Que quien gobierne sea filósofo es algo que incluso a Platón, tras sus fracasos en Sicilia a la hora de poner en práctica dicha ocurrencia, le acabó pareciendo tan imposible como poco deseable. Sin embargo, no abandonó del todo la idea de que este, tras haber estudiado aritmética, geometría, astronomía, estereonomía y música, y tras haber alcanzado una edad que propicie placeres racionales como el diálogo y el manejo de las pasiones más arrebatadoras, colabore en la elaboración de la legislación.
Que gobiernen los filósofos no quiere decir que sólo puedan gobernar los ricos, los únicos que se pueden permitir filosofar mientras sus esclavos trabajan. Carlos Fernández Liria lo ha explicado perfectamente: que gobiernen los filósofos quiere decir que gobierne “el interés desinteresado de la razón”.

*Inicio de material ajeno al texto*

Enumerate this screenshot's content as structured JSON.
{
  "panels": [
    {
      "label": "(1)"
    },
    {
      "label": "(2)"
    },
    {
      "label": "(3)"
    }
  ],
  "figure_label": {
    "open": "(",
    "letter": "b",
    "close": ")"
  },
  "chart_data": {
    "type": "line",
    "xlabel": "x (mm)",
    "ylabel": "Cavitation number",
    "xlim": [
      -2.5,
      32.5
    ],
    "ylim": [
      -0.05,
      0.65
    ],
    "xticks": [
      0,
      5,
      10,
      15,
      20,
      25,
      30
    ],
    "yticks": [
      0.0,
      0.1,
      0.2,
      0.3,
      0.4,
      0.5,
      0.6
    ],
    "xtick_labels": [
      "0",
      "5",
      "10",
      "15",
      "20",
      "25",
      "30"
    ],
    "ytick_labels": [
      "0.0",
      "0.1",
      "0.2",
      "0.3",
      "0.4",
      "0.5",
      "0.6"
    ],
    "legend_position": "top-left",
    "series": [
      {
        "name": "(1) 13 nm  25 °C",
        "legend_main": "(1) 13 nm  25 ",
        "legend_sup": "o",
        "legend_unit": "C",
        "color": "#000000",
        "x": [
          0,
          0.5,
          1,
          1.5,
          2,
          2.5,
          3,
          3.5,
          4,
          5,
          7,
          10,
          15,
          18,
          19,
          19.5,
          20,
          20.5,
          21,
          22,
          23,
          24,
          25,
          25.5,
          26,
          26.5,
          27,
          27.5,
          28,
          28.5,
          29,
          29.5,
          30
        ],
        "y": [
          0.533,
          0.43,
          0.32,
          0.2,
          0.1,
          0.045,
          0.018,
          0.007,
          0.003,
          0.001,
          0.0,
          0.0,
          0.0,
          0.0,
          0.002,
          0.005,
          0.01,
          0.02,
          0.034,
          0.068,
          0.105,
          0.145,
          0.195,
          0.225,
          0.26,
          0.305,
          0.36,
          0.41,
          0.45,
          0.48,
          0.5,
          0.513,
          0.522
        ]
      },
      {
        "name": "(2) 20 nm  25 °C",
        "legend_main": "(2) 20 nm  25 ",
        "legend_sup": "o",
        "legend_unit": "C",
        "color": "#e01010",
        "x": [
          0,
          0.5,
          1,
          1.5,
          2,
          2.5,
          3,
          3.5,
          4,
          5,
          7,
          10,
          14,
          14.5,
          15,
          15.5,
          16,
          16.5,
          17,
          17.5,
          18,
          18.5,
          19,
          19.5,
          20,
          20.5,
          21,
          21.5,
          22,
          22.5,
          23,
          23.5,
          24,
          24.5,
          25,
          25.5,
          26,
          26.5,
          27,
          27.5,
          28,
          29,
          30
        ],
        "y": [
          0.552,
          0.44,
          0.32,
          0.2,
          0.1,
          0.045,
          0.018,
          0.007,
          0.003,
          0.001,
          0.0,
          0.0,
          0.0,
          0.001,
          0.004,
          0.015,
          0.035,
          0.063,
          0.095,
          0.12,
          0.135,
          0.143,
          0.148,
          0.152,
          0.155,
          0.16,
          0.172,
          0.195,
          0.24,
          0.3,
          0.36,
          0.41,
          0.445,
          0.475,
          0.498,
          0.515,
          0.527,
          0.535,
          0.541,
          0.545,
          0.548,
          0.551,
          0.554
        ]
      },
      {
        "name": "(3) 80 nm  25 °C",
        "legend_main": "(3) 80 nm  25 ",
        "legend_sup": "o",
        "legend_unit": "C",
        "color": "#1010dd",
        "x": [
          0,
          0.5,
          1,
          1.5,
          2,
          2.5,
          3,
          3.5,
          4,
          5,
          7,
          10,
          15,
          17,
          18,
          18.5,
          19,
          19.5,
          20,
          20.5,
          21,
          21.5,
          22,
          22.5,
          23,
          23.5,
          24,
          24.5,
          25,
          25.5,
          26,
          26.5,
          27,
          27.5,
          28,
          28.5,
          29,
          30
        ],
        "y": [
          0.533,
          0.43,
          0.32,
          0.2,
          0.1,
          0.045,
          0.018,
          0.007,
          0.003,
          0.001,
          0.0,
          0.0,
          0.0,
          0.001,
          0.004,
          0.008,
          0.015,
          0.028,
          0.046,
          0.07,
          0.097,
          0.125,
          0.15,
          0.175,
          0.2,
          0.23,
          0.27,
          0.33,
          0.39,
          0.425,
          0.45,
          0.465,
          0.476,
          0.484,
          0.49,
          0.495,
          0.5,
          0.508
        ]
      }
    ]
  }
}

¿Quién debe gobernar entonces? ¿Uno, unos pocos, los mejores, los más fuertes, los más ricos, los militares, los varones, todos, las leyes…? Hay tantas propuestas como opiniones, pero frente a la temporalidad de la opinión y las separaciones abisales que provoca, hay, como diría Badiou, verdades atemporales que pueden soldar los mundos: “el mayor de los castigos es ser gobernado por alguien peor, cuando uno no se presta a gobernar” (Rep., 347c).
“Platón y la Academia” es una de las asignaturas que imparto en la universidad donde trabajo. No es un curso de filósofos, sino de estudiantes de derecho, economía, ingeniería, arte dramático, ciencias sociales, telecomunicaciones… De todo lo que hemos hablado en el mes que llevamos estudiando a Platón juntos, me quedo con tres de sus impresiones y reflexiones:
- “El Platón que leemos es distinto del Platón del que nos habían hablado”, no sólo por los contenidos, sino por la forma literaria y los juegos que hay en y entre los diálogos.
- “Si hoy en día nuestro lugar en la sociedad dependiera de cómo es nuestra alma, muchos más optarían por desarrollar un alma racional”, la formulación más concisa tanto del platonismo como del porqué de su fracaso (y el nuestro).
- “A Platón y a cualquier propuesta política hay que añadirle mucho amor”.